Yıl 1960. Üstad Hazretlerinin Konya’ya geleceğini haber alan Hocamız Muhterem Abdurrahman Öksüz; “Çocuklar Şehrimize büyük âlim, muhterem Üstad Said-i Nursi Hazretleri geliyormuş. Dersleri biraz kısa tutalım da Mevlâna civarındaki karşılamaya biz de katılalım” dedi. Biz bütün talebe arkadaşlarla beraber gittik ve öğle ezanına kadar dışarıda bekledik. Ezan okundu, namazlarımızı Sultan Selim Câmiinde beraberce eda ettik. Cemaat misafirini karşılamak üzere tekrar dışarı çıktı. Biz câmide üç kişi kaldık. Ben ve iyi bir Risale-i Nur Şâkirdi olan rahmetli Dr. Sadullah Nutku Ağabeyimiz ile tevafuken namaza sonradan gelen ve karşılama ile alakası olmayan biri. Doktor ağabeyle kısa bir istişareden sonra “Üstad zaten namazını burada kılacak, burada kalmamız daha uygun olur” dedik, dışarısı da çok kalabalık. Cemaat camiden boşalınca, camiye giriş-çıkışları kapattılar. Biz de kuzey pencereden dışarıya bakıyoruz.
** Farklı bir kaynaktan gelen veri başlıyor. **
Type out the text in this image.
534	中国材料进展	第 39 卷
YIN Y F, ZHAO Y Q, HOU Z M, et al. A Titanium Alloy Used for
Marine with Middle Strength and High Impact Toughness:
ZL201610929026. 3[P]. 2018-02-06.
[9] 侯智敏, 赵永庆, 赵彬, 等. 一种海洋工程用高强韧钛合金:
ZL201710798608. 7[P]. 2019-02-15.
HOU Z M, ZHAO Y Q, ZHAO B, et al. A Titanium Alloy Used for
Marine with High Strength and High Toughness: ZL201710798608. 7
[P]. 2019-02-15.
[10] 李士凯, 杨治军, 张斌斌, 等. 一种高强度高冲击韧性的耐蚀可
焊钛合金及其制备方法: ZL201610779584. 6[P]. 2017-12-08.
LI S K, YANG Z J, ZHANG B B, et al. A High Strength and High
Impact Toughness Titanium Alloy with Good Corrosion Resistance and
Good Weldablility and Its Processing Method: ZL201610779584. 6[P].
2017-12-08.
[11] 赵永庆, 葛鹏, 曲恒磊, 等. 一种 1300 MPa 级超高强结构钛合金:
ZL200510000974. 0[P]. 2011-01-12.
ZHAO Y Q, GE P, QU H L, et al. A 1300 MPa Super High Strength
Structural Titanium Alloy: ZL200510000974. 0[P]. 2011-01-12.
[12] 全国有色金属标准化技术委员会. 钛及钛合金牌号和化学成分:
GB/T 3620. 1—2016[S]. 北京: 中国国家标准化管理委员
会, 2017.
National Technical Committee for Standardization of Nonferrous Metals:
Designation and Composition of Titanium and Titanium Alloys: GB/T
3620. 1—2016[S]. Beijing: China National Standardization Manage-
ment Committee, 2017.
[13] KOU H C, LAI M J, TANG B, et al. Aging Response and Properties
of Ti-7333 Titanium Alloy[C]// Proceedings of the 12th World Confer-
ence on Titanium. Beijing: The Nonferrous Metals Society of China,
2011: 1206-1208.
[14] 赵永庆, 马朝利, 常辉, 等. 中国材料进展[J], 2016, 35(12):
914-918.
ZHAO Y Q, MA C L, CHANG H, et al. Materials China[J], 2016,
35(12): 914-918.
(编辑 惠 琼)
KARDEŞİ ABDÜLMECİD EFENDİ İLE VEDALAŞMASI

Üstad Hazretleri kalabalığın arasından bir taksi ile geldiler. Uzunca bir zamandır görüşemedikleri kardeşi Abdülmecid Efendi (O da çok iyi bir âlimdir) ile görüşüp vedalaşma sahnesini uzaktan gördük... Arkadaşlardan duyduğuma göre Abdülmecid Efendi elinde ufacık bir kâse çorba ile karşılar. İkramı kabul edilir. İki üç kaşık çorbadan alır, tepsiye bir lira bırakır ve vedalaşır.
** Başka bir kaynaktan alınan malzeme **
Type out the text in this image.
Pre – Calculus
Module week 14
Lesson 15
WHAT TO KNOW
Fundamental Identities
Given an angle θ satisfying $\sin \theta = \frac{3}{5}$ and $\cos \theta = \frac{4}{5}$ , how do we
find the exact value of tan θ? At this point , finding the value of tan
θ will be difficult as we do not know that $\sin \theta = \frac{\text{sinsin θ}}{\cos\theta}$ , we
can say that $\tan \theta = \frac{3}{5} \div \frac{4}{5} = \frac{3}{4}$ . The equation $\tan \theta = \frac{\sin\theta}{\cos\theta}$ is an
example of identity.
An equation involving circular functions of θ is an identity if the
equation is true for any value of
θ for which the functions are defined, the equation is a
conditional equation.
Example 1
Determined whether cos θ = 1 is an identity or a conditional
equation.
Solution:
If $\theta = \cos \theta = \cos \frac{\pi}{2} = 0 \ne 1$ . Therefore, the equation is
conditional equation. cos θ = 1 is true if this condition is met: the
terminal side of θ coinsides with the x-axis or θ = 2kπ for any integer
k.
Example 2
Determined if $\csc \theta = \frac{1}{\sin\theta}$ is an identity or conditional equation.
POLİS TEKME VE YUMRUK ATINCA ELİNİ ÖPEMEDİM

Baktık Üstad camiye geliyor, hem de çok sayıda polis nezaretinde. Caminin batı kapısından içeri girdiler. Ayakkabılarını çıkardı. Hizmetindeki yaşı tahminen 60 civarında olan bir kardeşimizin yardımı ile bir iki adım sonra çoraplarını da çıkardılar. Biz de hemen harekete geçtik.
Başta Doktor Sadullah Nutku Ağabey, uzunca sarığının ucunu avucuna alarak hürmetle Üstadın elini öpmeye koştu, ben de arkasından… Tam eline yaklaşırken şube müdürü olduğunu sonradan öğrendiğimiz bir bey çok kuvvetli bir yumruk çıkarttı. Dr. Sadullah ağabey Çevik bir hareketle darbeyi savdı. Bana da bir tekme ile mukabelede bulundu. Ben de geri çekilerek savuşturdum, fakat mübarek elini öpmek nasip olmadı. Üstad minberin yanına geldi ve namazını eda etti. Ve aynı kapıdan dışarı çıkarak Mevlana Hazretlerini ziyarete girdi. Ve zannederim Mevlana Hazretlerinin şahsında bütün Anadolu’ya veda ediyordu. Çünkü kısa bir müddet sonra Urfa’dan dünyaya da veda ettiğinin haberi geldi. Allah gani gani rahmetler etsin ve bizleri de şefaatlerinden mahrum etmesin.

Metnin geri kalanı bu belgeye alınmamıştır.